17th Jan 2025 09:25
(Alliance News) - Smiths Group PLC on Friday said it has a "clear focus" on creating shareholder value as it responded to calls for the engineering conglomerate to split up.
The London-based company makes products spanning the aerospace, communications, energy and security sectors. It was reacting to a request from US activist investor Engine Capital to explore a break-up, as reported by the Financial Times.
In a brief statement on Friday morning, Smiths Group acknowledged receipt of the letter and said it "welcomes feedback from all shareholders".
Defending itself, Smiths said it is performing strongly, noting an upgrade in guidance announced on Tuesday.
The company expects organic revenue growth between 6% and 8% for the year ending July, 2025, up from the previous guidance of 5% to 7%.
This is above the firm's medium-term target, Smiths said, reflecting "broad-based performance across the business, with particular strength versus expectations in Smiths Detection and Smiths Interconnect". Operating profit margin guide was unchanged at a 40 to 60 basis point expansion.
In a letter sent to the Smiths board and seen by the FT, New York-based Engine, which holds roughly 2% of the FTSE 100-listed company, argued it should launch a strategic review of its four businesses, or sell the group entirely.
"We believe that Smiths has significant value that is currently unrealised due to its conglomerate structure," wrote Engine managing partner Arnaud Ajdler and partner Brad Favreau. "It is time for the board to announce a strategic alternatives process."
In response, shares in Smiths Group were 4.5% higher at 1,844.00 pence each in London on Friday morning. It has a market value of GBP6.37 billion. The wider FTSE 100 index was up just 1.0%.
The activist's move comes less than a year after then-Smiths chief executive Paul Keel, who had defended the conglomerate's structure, departed for a US company half its size, the FT noted.
Ajdler and Favreau argued that Smiths was trading at a significant discount to a sum-of-its-parts valuation, and that it should follow other peers and break up. Smith could be worth a 60% premium to the current share price in a sale, they predicted.

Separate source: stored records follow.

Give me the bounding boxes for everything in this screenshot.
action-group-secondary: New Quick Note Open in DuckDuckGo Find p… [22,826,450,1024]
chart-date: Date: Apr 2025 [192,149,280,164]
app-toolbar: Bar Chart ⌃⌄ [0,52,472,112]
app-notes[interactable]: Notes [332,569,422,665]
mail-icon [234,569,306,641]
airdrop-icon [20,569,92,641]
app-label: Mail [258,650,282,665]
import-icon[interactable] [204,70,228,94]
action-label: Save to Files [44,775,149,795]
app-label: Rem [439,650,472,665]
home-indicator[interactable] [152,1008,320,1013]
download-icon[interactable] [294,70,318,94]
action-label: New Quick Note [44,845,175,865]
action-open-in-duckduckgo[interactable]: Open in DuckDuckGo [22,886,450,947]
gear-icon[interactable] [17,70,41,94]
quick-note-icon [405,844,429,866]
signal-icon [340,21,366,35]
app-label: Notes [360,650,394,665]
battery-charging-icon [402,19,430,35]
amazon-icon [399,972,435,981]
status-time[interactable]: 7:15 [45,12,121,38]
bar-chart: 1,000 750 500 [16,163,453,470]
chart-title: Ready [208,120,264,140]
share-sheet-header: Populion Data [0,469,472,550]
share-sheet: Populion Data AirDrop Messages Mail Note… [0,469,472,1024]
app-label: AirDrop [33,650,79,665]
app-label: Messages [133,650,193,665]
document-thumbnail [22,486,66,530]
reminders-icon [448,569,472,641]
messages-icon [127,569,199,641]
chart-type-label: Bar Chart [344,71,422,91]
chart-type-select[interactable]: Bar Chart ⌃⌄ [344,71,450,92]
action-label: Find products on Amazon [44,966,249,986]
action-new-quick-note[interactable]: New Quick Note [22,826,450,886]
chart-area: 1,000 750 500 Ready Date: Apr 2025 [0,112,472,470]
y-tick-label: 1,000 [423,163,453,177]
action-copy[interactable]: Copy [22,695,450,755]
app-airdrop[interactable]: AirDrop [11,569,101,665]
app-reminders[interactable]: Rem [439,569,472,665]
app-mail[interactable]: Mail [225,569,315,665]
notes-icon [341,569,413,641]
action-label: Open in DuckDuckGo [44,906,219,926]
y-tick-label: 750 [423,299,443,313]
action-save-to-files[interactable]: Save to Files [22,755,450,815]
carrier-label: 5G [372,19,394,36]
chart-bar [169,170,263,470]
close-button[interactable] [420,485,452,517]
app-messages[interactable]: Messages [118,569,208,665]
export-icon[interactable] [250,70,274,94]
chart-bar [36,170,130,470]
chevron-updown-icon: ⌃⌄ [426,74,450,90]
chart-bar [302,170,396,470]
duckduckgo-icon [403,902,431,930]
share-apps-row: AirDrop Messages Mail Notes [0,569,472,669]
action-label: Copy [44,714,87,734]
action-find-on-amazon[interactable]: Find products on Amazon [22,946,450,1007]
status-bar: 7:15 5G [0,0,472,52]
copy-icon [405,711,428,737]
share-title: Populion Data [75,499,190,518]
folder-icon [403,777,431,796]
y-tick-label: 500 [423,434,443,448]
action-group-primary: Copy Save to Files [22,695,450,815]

"With several break-ups that have created tremendous value for investors in the industrial sector, we see a significant and timely opportunity for the board to unlock meaningful value for shareholders by optimising Smiths' corporate structure," Ajdler and Favreau wrote.
US industrial conglomerate Honeywell International Inc said last month it would consider spinning off its aerospace division after US activist investor Elliott took a USD5 billion stake and pushed it to split.
In the UK, FTSE 100 conglomerate DCC PLC fired the starting gun on a three-way split of its business in November.
Engine Capital, founded by Ajdler 12 years ago and now with roughly USD1.2 billion in assets under management, the FT noted.